Clinicians’ adherence to the Centers for Disease Control guidelines to prevent group B Streptococcus (GBS) early-onset sepsis (EOS) has reduced GBS EOS. Although evidence-based testing and empirical antibiotic initiation are likely saving lives, clinicians have less compelling data to guide duration of empirically initiated antibiotics when cultures remain sterile and clinical signs resolve quickly. Our purpose is to review current opinions and evidence influencing clinicians’ choices for duration of empirically initiated antibiotics in newborns with sterile cultures.

Recent findings

Retrospective cohort studies indicate potential for harm with longer duration of empirical antibiotics for EOS when cultures are sterile. Cohort studies indicate timing of widely used tests used to estimate EOS risk affects their predictive value, and tests acquired 24–48 h postnatally may provide reassurance for safe discontinuation.

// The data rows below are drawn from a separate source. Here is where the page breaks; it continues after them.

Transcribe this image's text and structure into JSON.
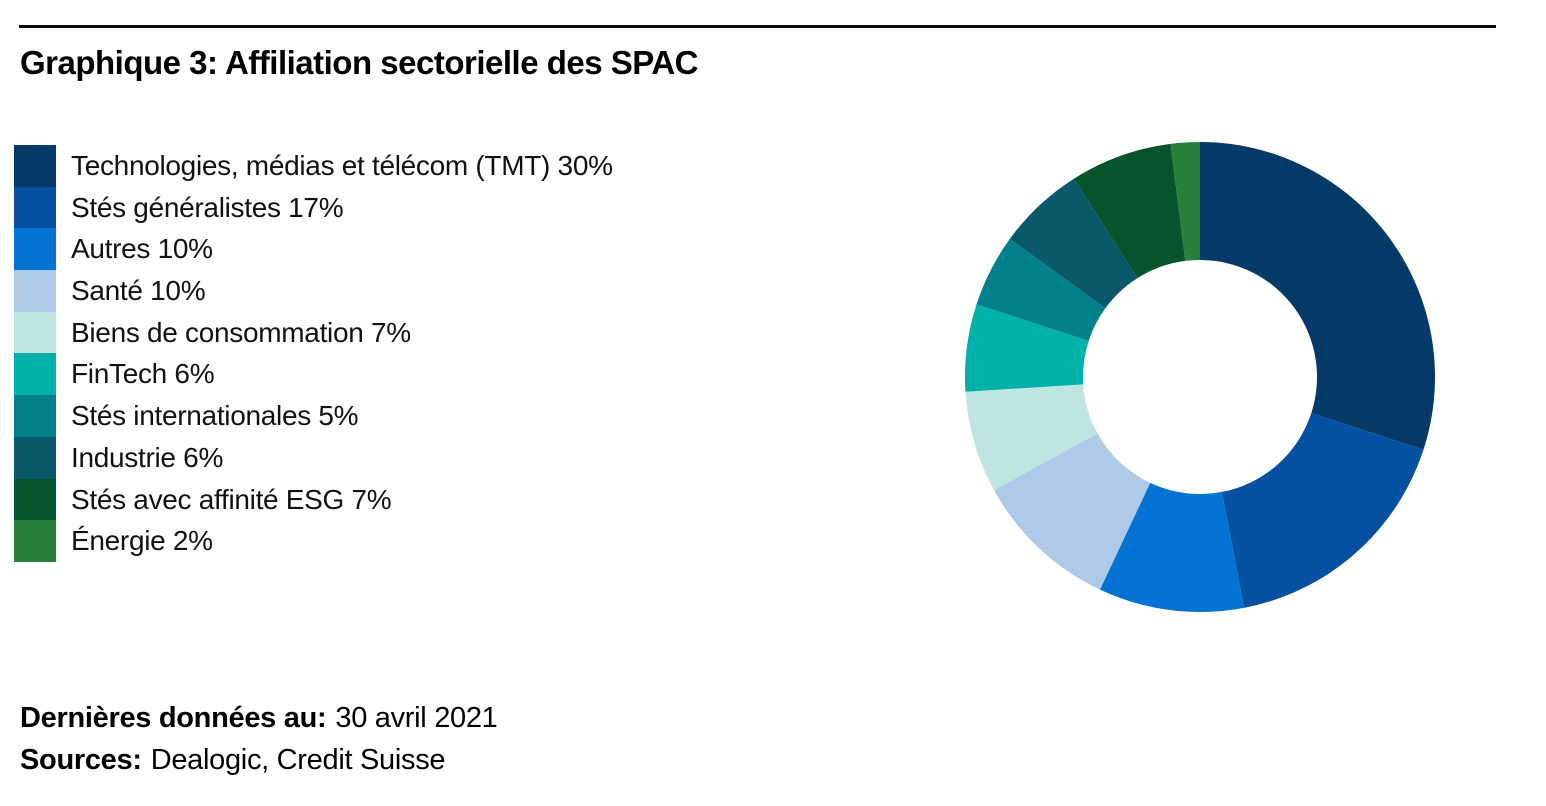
{
  "page": {
    "title": "Graphique 3: Affiliation sectorielle des SPAC"
  },
  "footer": {
    "last_data_label": "Dernières données au:",
    "last_data_value": "30 avril 2021",
    "sources_label": "Sources:",
    "sources_value": "Dealogic, Credit Suisse"
  },
  "chart_data": {
    "type": "pie",
    "subtype": "donut",
    "title": "Graphique 3: Affiliation sectorielle des SPAC",
    "start_angle_deg": 0,
    "direction": "clockwise",
    "inner_radius_ratio": 0.5,
    "legend_position": "left",
    "unit": "%",
    "segments": [
      {
        "label": "Technologies, médias et télécom (TMT)",
        "value": 30,
        "display": "Technologies, médias et télécom (TMT) 30%",
        "color": "#053A68"
      },
      {
        "label": "Stés généralistes",
        "value": 17,
        "display": "Stés généralistes 17%",
        "color": "#0550A0"
      },
      {
        "label": "Autres",
        "value": 10,
        "display": "Autres 10%",
        "color": "#0473D4"
      },
      {
        "label": "Santé",
        "value": 10,
        "display": "Santé 10%",
        "color": "#AFC9E9"
      },
      {
        "label": "Biens de consommation",
        "value": 7,
        "display": "Biens de consommation 7%",
        "color": "#BEE5E0"
      },
      {
        "label": "FinTech",
        "value": 6,
        "display": "FinTech 6%",
        "color": "#00B1A9"
      },
      {
        "label": "Stés internationales",
        "value": 5,
        "display": "Stés internationales 5%",
        "color": "#02808B"
      },
      {
        "label": "Industrie",
        "value": 6,
        "display": "Industrie 6%",
        "color": "#09596A"
      },
      {
        "label": "Stés avec affinité ESG",
        "value": 7,
        "display": "Stés avec affinité ESG 7%",
        "color": "#05542B"
      },
      {
        "label": "Énergie",
        "value": 2,
        "display": "Énergie 2%",
        "color": "#27803A"
      }
    ]
  }
}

Every day clinicians caring for thousands of neonates in the United States stop antibiotics which were started empirically to treat EOS on the first postnatal day. Evidence is lacking to support a universal approach to decisions on duration of empirical antibiotics when cultures remain sterile. Reviewing predictive value relative to timing of laboratory testing can help clinicians develop locally appropriate antimicrobial duration decision-making guidelines.